Organizations, governments, and individuals generate massive collections of data as a byproduct of their everyday activities. In 2011, Bloomberg Businessweek estimated that 97 percent of companies with revenues exceeding $100 million would take advantage of this massive data by using some form of business analytics.
The motivations behind these initiatives were to use intelligent business analytics techniques and technology to improve decision-making and generate a competitive advantage. This need for business analytics is further exacerbated by the evolution and expansion of its very definition, and all that it includes, as technologies such as artificial intelligence, biometrics, the internet of things, communications, and security become more robust.
A 2017 Forbes survey, however, found that only 53 percent of companies have adopted analytics in their business practices. Similarly, based on a survey in 2017, Tech Pro Research concluded out of all of the companies that gather data aggressively, only 39 percent analyze the data for strategic business insights.

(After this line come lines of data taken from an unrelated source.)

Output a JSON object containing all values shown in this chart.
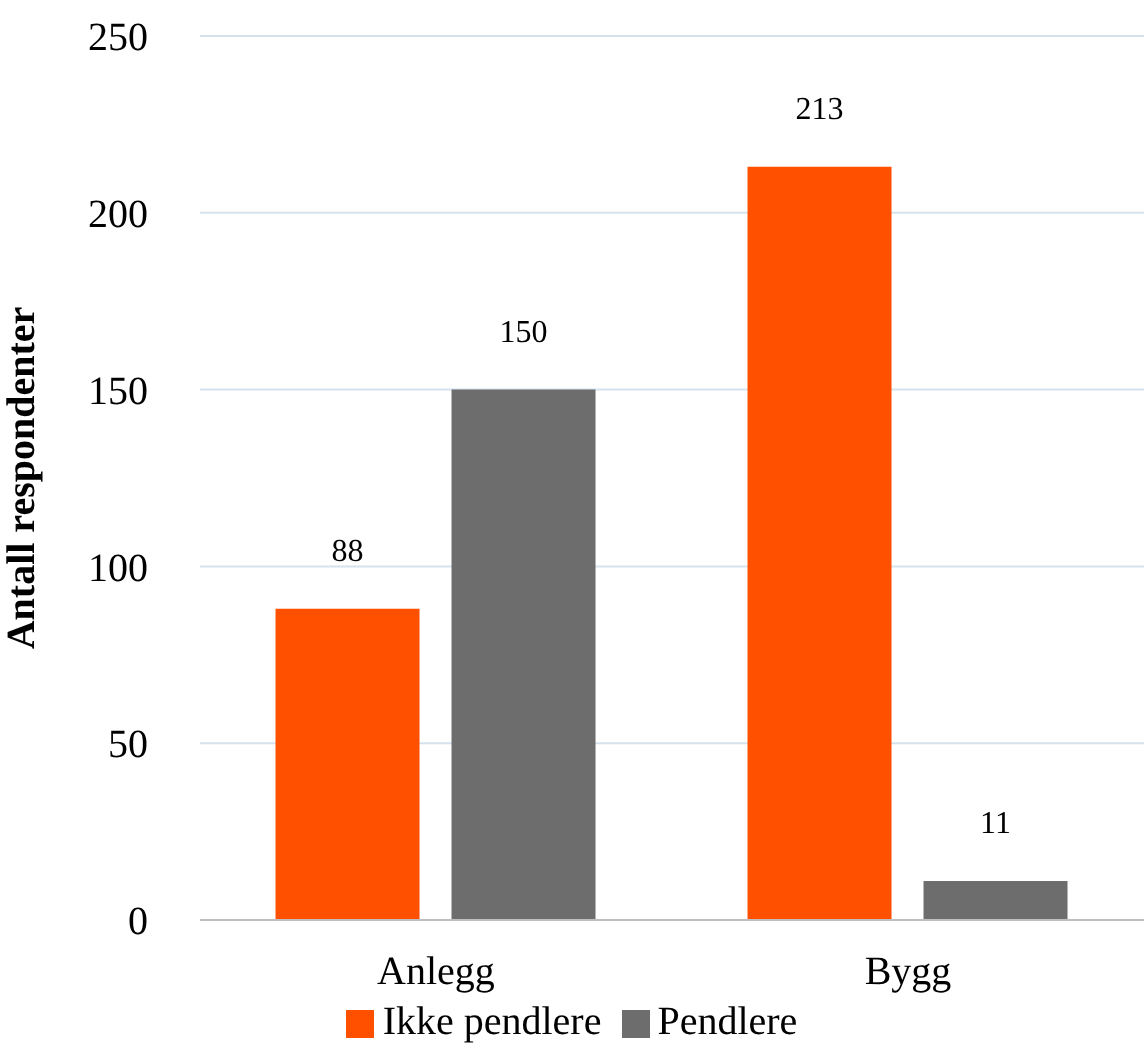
{
  "chart_data": {
    "type": "bar",
    "ylabel": "Antall respondenter",
    "categories": [
      "Anlegg",
      "Bygg"
    ],
    "series": [
      {
        "name": "Ikke pendlere",
        "color": "#ff5000",
        "values": [
          88,
          213
        ]
      },
      {
        "name": "Pendlere",
        "color": "#6d6d6d",
        "values": [
          150,
          11
        ]
      }
    ],
    "ylim": [
      0,
      250
    ],
    "yticks": [
      0,
      50,
      100,
      150,
      200,
      250
    ],
    "grid": "y",
    "legend": "bottom",
    "data_labels": true
  }
}
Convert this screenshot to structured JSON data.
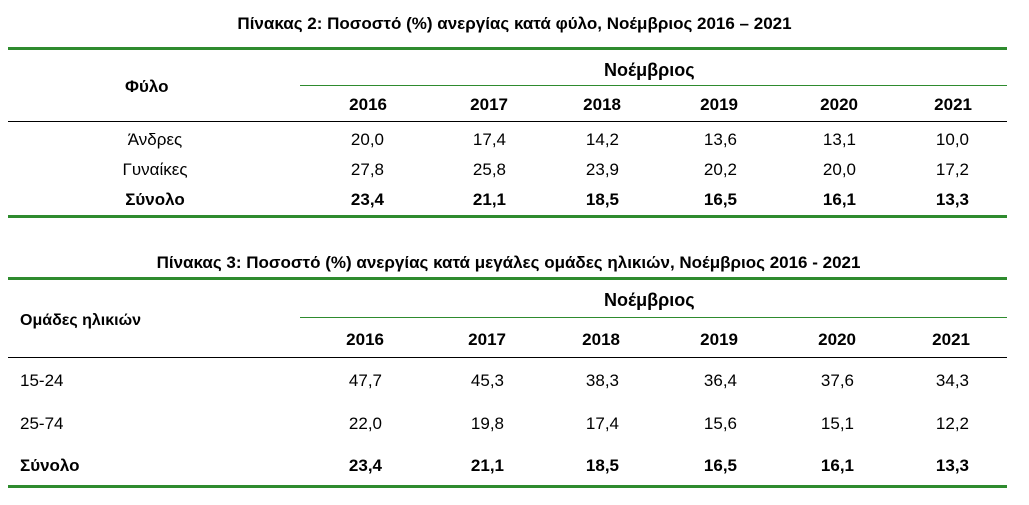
{
  "table2": {
    "title": "Πίνακας 2: Ποσοστό (%) ανεργίας κατά φύλο, Νοέμβριος 2016 – 2021",
    "row_header": "Φύλο",
    "group_header": "Νοέμβριος",
    "years": [
      "2016",
      "2017",
      "2018",
      "2019",
      "2020",
      "2021"
    ],
    "rows": [
      {
        "label": "Άνδρες",
        "values": [
          "20,0",
          "17,4",
          "14,2",
          "13,6",
          "13,1",
          "10,0"
        ]
      },
      {
        "label": "Γυναίκες",
        "values": [
          "27,8",
          "25,8",
          "23,9",
          "20,2",
          "20,0",
          "17,2"
        ]
      },
      {
        "label": "Σύνολο",
        "values": [
          "23,4",
          "21,1",
          "18,5",
          "16,5",
          "16,1",
          "13,3"
        ]
      }
    ]
  },
  "table3": {
    "title": "Πίνακας 3: Ποσοστό (%) ανεργίας κατά μεγάλες ομάδες ηλικιών, Νοέμβριος 2016 - 2021",
    "row_header": "Ομάδες ηλικιών",
    "group_header": "Νοέμβριος",
    "years": [
      "2016",
      "2017",
      "2018",
      "2019",
      "2020",
      "2021"
    ],
    "rows": [
      {
        "label": "15-24",
        "values": [
          "47,7",
          "45,3",
          "38,3",
          "36,4",
          "37,6",
          "34,3"
        ]
      },
      {
        "label": "25-74",
        "values": [
          "22,0",
          "19,8",
          "17,4",
          "15,6",
          "15,1",
          "12,2"
        ]
      },
      {
        "label": "Σύνολο",
        "values": [
          "23,4",
          "21,1",
          "18,5",
          "16,5",
          "16,1",
          "13,3"
        ]
      }
    ]
  },
  "colors": {
    "rule": "#2e8b2e"
  }
}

A central reason for this lack of adoption is the lack of qualified data scientists. Analytics, a magazine by reputed INFORMS, argues that data scientists either do not know the tools necessary to tackle data or treat business analytics as science projects rather than a business-influencing capability. Perhaps this would also explain the 2012 University of Arizona projections that by the year 2018, the United States would see a shortfall of 140,000 to 190,000 people with deep analytical skills.
Organizations seem to be tackling this problem with a two-pronged approach. First, many organizations have outsourced their analytics operations to major tech companies such as Tableau, Domo, Logi Analytics, and Pentaho. These tech companies pioneered the idea that big data presents an immense business opportunity to generate a competitive advantage and have trained scientists that can leverage business analytics tools to solve business problems.